- Born: 1936 (age 89–90) Wilmington, Delaware, U.S.
- Education: Howard High School of Technology; Harvard University; State University of New York;
- Scientific career
- Workplaces: Brigham and Women's Hospital; Harvard Medical School; Martin Luther King Jr. Community Hospital; David Geffen School of Medicine at UCLA;

= Richard Allen Williams =

American physician (born 1936)

Richard Allen Williams (born 1936) is an American physician who is founder of the Association of Black Cardiologists. He previously served as the President of the National Medical Association.

== Early life and education ==
Williams was born in Wilmington, Delaware, to a family of eight children. He was educated in a segregated community, and attended an all-Black school until 12th grade. He attended Howard High School of Technology, where he graduated top of his class. Williams was awarded a full scholarship to attend Harvard University, which he graduated cum laude. He was the first African American from Delaware to join Harvard, and the first cohort of students to live in segregated dormitories. He studied medicine at the State University of New York and graduated in 1962. He completed a cardiology fellowship at Brigham and Women's Hospital and the Keck School of Medicine of USC. From his teen years, Williams has been an accomplished jazz trumpeter.

== Research and career ==
Williams joined the Harvard Medical School as an instructor in cardiology.

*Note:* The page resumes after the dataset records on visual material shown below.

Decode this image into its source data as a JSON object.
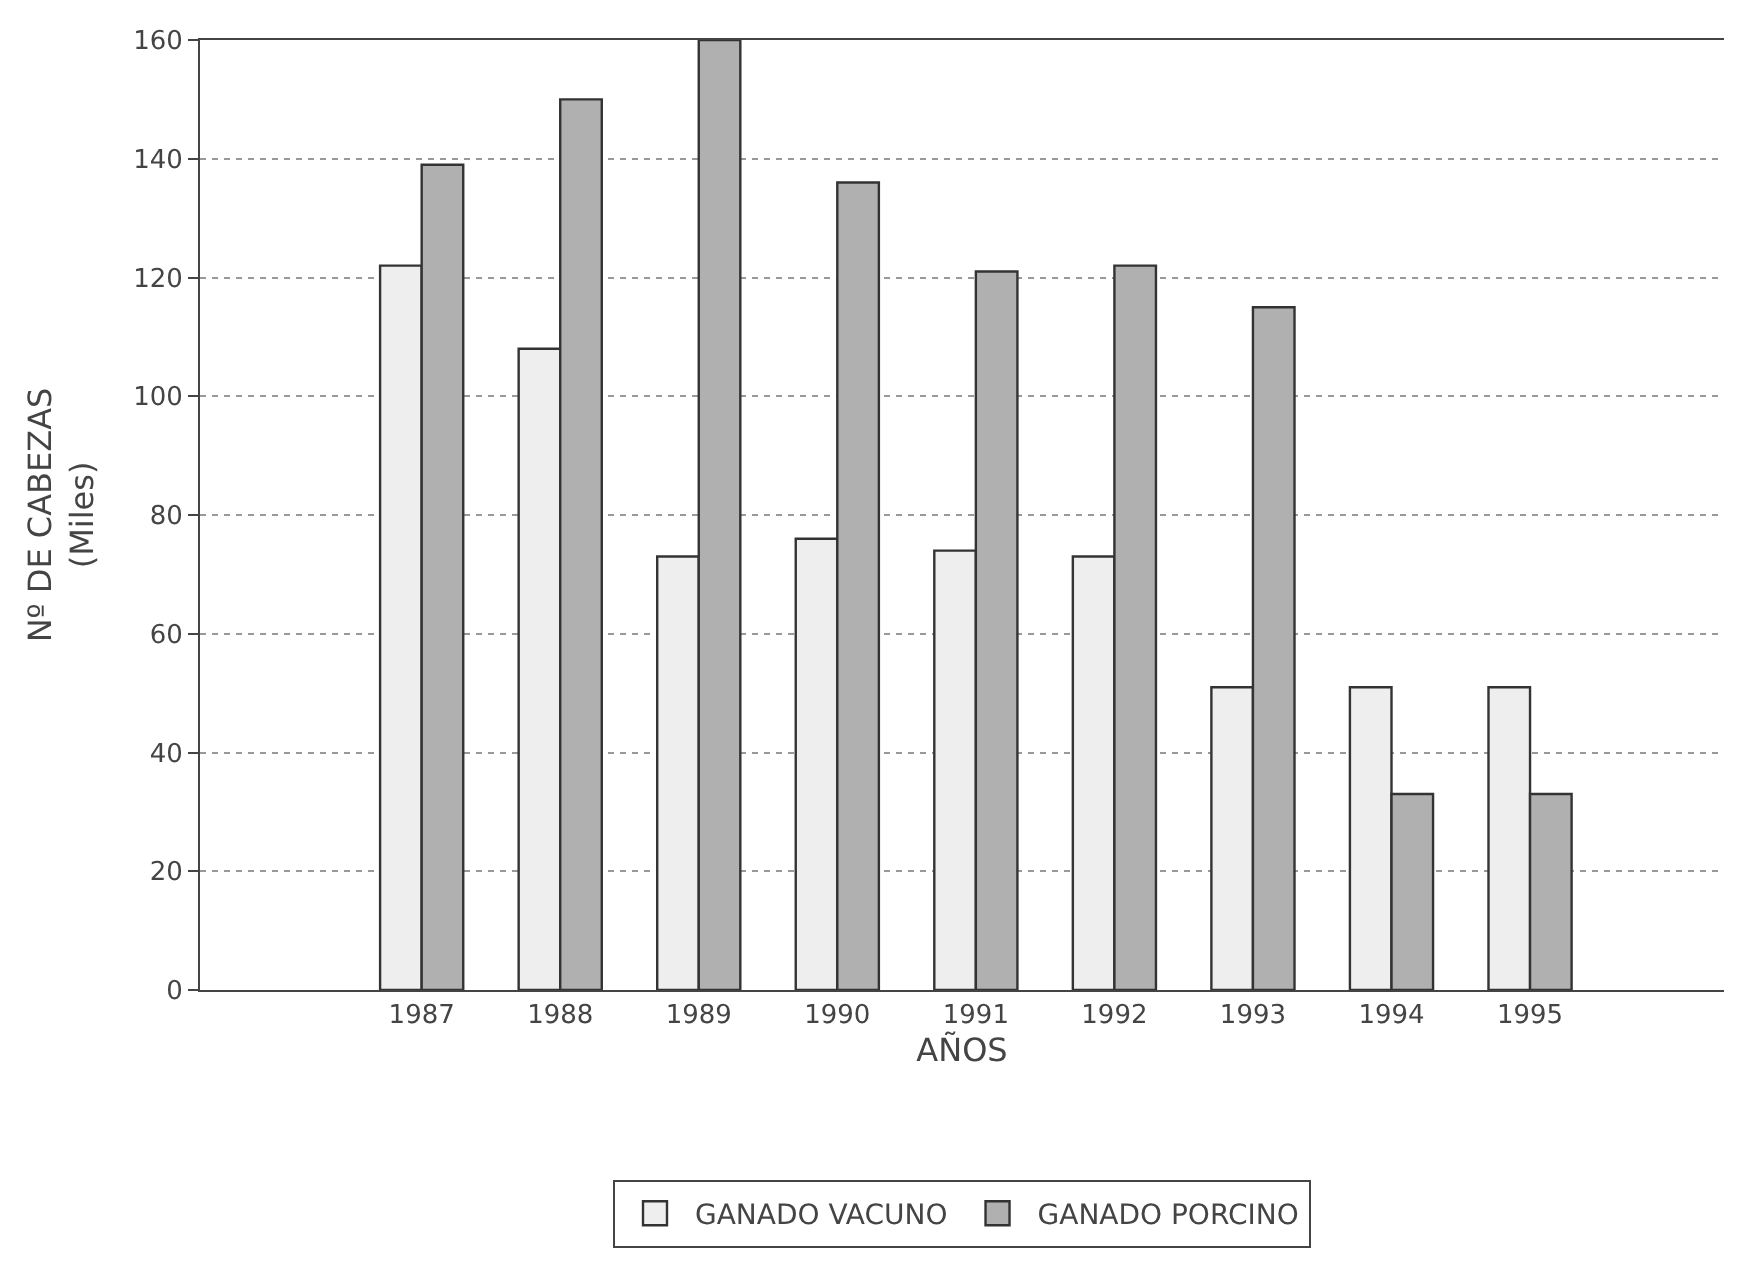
{
  "chart_data": {
    "type": "bar",
    "xlabel": "AÑOS",
    "ylabel": "Nº DE CABEZAS\n(Miles)",
    "categories": [
      "1987",
      "1988",
      "1989",
      "1990",
      "1991",
      "1992",
      "1993",
      "1994",
      "1995"
    ],
    "series": [
      {
        "name": "GANADO VACUNO",
        "color": "#eeeeee",
        "values": [
          122,
          108,
          73,
          76,
          74,
          73,
          51,
          51,
          51
        ]
      },
      {
        "name": "GANADO PORCINO",
        "color": "#b0b0b0",
        "values": [
          139,
          150,
          160,
          136,
          121,
          122,
          115,
          33,
          33
        ]
      }
    ],
    "ylim": [
      0,
      160
    ],
    "yticks": [
      0,
      20,
      40,
      60,
      80,
      100,
      120,
      140,
      160
    ],
    "grid": "y",
    "legend": "bottom"
  }
}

While there, he established a Central Recruitment Council for hospitals in Boston. The council increased the representation of Black medical trainees at Harvard University, Boston University and Tufts University. The council worked to have Peter Bent Brigham Hospital accept its first Black trainee to complete an internship at this precursor of the current Brigham and Women's Hospital.
Williams moved to California, where he helped to open the Martin Luther King Jr. Community Hospital in 1972. He worked with David Satcher to establish the King-Drew Sickle Cell Center, and was appointed the Director. Williams moved to West Los Angeles VA Medical Center, where he was made Chief of the Heart Station. He was the first Black physician to become Professor at the David Geffen School of Medicine at UCLA.

In 1974, Williams founded the Association of Black Cardiologists (ABC), and served as President for ten years. The ABC established the Richard Allen Williams Scholarship in 1980, which provides financial support to Black medical students. In an essay for the Harvard Medical School alumni association, Williams remarked that he established the ABC because "Blacks were being misunderstood by whites in medicine". ABC looks to eliminate disparities in cardiovascular disease through advocacy and education, and started a patient-focussed platform that offers free digital health guides. He also launched the Minority Health Institute, which looks to take on racism in healthcare and improve the health of minorities.

== Awards and honors ==
- 2001: American Heart Association Louis B. Russell Jr. Memorial Award
- 2004: Harvard Medical School Lifetime Achievement Award
- 2009: National Minority Quality Forum Achievement Award
- 2017: Elected President of the National Medical Association
- 2018: American College of Cardiology Pioneering African American Physician
- 2018: UCLA Black Alumni Association Jackie Robinson Award
- 2019: American Medical Association Testimonial Dinner
- 2019: American College of Cardiology Distinguished Award for Leadership in Diversity and Inclusion
- 2020: Harris County Medical Society John T. McGovern Compleat Physician Award

== Selected works ==
- Williams, Richard Allen, 1936- (2020). "Blacks in medicine clinical, demographic, and socioeconomic correlations"
- Williams, Richard Allen. (2014). "Healthcare disparities at the crossroads with healthcare reform."